Data Science Foundations
This course offers a beginner-friendly introduction to programming and data science, tailored for students without prior coding experience.

Overview
This course, Co-developed with Prof. Ziawasch Abedjan, introduces programming and data science for students with no coding background. Using a problem-driven approach, it teaches how to analyze data, test hypotheses, and distinguish correlation from causation. Students will work in browser-based Jupyter Notebooks to explore real-world questions and build coding skills. Topics include data visualization, random variables, hypothesis testing, prediction, and ethics. By the end, students can write simple programs and critically engage with data.
Which topics will be covered?
- Data visualization and exploratory analysis
- Statistical inference and hypothesis testing
- Ethical considerations in data analysis
- Basics of Deep Learning
What will I achieve?
On completion of the course you will be able to…

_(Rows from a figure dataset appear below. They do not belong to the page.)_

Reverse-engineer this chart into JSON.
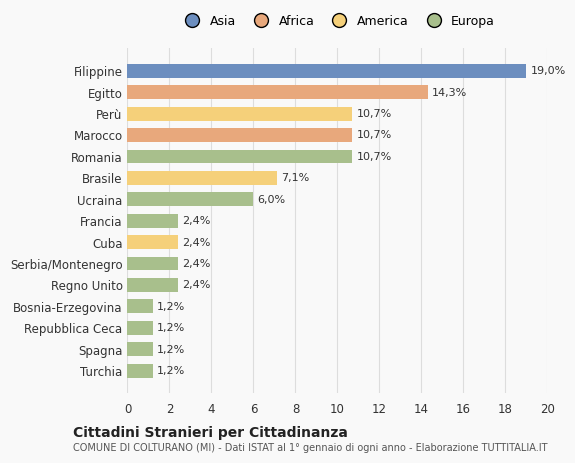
{
  "countries": [
    "Filippine",
    "Egitto",
    "Perù",
    "Marocco",
    "Romania",
    "Brasile",
    "Ucraina",
    "Francia",
    "Cuba",
    "Serbia/Montenegro",
    "Regno Unito",
    "Bosnia-Erzegovina",
    "Repubblica Ceca",
    "Spagna",
    "Turchia"
  ],
  "values": [
    19.0,
    14.3,
    10.7,
    10.7,
    10.7,
    7.1,
    6.0,
    2.4,
    2.4,
    2.4,
    2.4,
    1.2,
    1.2,
    1.2,
    1.2
  ],
  "labels": [
    "19,0%",
    "14,3%",
    "10,7%",
    "10,7%",
    "10,7%",
    "7,1%",
    "6,0%",
    "2,4%",
    "2,4%",
    "2,4%",
    "2,4%",
    "1,2%",
    "1,2%",
    "1,2%",
    "1,2%"
  ],
  "colors": [
    "#6c8ebf",
    "#e8a87c",
    "#f5d07a",
    "#e8a87c",
    "#a8bf8c",
    "#f5d07a",
    "#a8bf8c",
    "#a8bf8c",
    "#f5d07a",
    "#a8bf8c",
    "#a8bf8c",
    "#a8bf8c",
    "#a8bf8c",
    "#a8bf8c",
    "#a8bf8c"
  ],
  "categories": [
    "Asia",
    "Africa",
    "America",
    "Europa"
  ],
  "legend_colors": [
    "#6c8ebf",
    "#e8a87c",
    "#f5d07a",
    "#a8bf8c"
  ],
  "title": "Cittadini Stranieri per Cittadinanza",
  "subtitle": "COMUNE DI COLTURANO (MI) - Dati ISTAT al 1° gennaio di ogni anno - Elaborazione TUTTITALIA.IT",
  "xlim": [
    0,
    20
  ],
  "xticks": [
    0,
    2,
    4,
    6,
    8,
    10,
    12,
    14,
    16,
    18,
    20
  ],
  "bg_color": "#f9f9f9",
  "grid_color": "#dddddd"
}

- Write basic Python programs to process and analyze data
- Visualize and interpret patterns in structured datasets
- Formulate, test, and evaluate data-driven hypotheses
- Understand key statistical concepts and their real-world applications
- Critically assess ethical implications in data analysis
Which prerequisites do I need to fulfill?
The course is designed for beginners from all academic backgrounds with basic math understanding (in particular, stochastic).